The 18 percent GST was added in past “mini-budgets” to raise money and satisfy IMF demands for more revenue. Now, it turns basic health items into something many cannot afford. Health groups and economists warn that without cheaper options, population issues will get worse, hurting the economy in the long run.

Pakistan’s economy is slowly getting better under the IMF program. Inflation has dropped to very low levels, and the central bank has cut interest rates. Foreign reserves are stronger, and growth is picking up. But challenges remain, like high debt, energy problems, and political issues.

The government says it will keep talking to the IMF about tax relief in the next budget. For now, though, condoms and other contraceptives will keep their full tax. This leaves many Pakistanis facing higher costs for essential items.
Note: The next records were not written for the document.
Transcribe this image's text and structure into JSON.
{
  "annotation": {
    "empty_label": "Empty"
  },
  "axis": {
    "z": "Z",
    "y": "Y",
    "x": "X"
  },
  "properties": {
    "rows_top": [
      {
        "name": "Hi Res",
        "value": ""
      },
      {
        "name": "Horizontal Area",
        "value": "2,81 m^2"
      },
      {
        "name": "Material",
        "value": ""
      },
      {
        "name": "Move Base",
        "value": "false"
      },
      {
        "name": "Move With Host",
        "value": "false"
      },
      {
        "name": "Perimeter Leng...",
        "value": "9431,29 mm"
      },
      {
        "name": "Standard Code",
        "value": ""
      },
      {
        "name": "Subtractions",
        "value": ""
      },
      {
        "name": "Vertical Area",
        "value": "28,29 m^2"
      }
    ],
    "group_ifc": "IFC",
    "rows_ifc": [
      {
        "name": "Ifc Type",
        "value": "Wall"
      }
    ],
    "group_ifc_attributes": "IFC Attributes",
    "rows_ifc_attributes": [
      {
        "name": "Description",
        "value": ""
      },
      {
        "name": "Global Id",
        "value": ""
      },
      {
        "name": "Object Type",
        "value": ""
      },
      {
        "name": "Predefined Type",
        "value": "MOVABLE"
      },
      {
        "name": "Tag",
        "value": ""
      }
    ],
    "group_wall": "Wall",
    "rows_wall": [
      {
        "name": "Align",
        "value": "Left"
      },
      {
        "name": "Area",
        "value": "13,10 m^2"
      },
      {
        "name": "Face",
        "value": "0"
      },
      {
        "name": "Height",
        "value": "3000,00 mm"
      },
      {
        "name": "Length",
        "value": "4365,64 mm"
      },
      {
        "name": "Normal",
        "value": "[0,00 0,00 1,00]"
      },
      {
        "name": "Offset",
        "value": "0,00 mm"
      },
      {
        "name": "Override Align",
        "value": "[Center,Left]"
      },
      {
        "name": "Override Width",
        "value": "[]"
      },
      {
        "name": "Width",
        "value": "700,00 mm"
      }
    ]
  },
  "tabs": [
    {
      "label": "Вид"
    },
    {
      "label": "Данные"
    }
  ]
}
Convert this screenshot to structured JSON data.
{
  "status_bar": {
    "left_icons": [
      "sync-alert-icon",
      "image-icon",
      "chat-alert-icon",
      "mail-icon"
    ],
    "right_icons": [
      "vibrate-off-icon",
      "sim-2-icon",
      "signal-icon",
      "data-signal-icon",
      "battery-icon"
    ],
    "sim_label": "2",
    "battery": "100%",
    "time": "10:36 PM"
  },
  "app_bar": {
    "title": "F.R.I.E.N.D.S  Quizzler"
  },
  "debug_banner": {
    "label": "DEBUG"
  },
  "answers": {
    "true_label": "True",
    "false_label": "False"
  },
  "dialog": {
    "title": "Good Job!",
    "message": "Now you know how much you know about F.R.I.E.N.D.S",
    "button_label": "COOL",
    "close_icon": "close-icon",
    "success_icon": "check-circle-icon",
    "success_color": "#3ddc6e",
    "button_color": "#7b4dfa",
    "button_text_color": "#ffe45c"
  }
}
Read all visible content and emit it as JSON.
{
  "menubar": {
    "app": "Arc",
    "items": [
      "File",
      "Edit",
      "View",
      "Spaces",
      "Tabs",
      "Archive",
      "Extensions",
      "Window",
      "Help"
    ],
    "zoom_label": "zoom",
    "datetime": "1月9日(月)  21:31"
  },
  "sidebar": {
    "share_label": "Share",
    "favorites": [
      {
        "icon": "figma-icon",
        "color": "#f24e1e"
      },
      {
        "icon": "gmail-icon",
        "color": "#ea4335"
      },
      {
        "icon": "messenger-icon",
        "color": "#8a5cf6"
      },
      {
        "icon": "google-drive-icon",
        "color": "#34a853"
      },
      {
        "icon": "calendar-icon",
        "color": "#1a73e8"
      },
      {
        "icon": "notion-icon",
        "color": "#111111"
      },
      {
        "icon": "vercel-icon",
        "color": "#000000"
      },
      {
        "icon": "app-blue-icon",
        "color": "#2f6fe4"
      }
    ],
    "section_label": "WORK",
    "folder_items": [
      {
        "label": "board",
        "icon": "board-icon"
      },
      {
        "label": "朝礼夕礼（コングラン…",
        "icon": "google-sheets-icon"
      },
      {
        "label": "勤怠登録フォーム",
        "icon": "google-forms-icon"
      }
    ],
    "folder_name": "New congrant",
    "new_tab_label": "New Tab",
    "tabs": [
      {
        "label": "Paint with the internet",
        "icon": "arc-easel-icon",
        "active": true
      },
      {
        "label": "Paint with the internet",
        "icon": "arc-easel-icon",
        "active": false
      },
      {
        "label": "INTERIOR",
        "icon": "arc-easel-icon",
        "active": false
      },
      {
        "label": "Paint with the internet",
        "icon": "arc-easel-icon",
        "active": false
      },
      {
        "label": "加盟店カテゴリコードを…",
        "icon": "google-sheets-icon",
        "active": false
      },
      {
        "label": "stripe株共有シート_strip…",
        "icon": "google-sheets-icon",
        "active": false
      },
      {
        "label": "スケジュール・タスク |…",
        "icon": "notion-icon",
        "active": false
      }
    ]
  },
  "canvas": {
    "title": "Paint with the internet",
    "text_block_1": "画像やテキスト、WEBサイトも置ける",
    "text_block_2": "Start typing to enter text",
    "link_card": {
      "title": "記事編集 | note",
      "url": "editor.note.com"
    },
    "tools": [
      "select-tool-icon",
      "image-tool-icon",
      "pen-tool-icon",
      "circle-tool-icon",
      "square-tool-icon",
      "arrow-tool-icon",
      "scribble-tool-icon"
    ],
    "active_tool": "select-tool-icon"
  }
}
This story shows the tough choices countries make when they need international help. Pakistan relies on IMF loans to stay stable, but the conditions can block popular policies. As the world watches, questions remain: Will Pakistan find ways to control its population growth? And can it break the cycle of needing more bailouts?

Experts say real change needs broader reforms, like better education for girls, more jobs, and stronger health programs. Without that, short-term fixes won’t solve long-term problems.

This decision has sparked debates online and in media, with some calling it embarrassing and others saying fiscal discipline is necessary. Whatever the view, it highlights the balance between immediate needs and economic rules.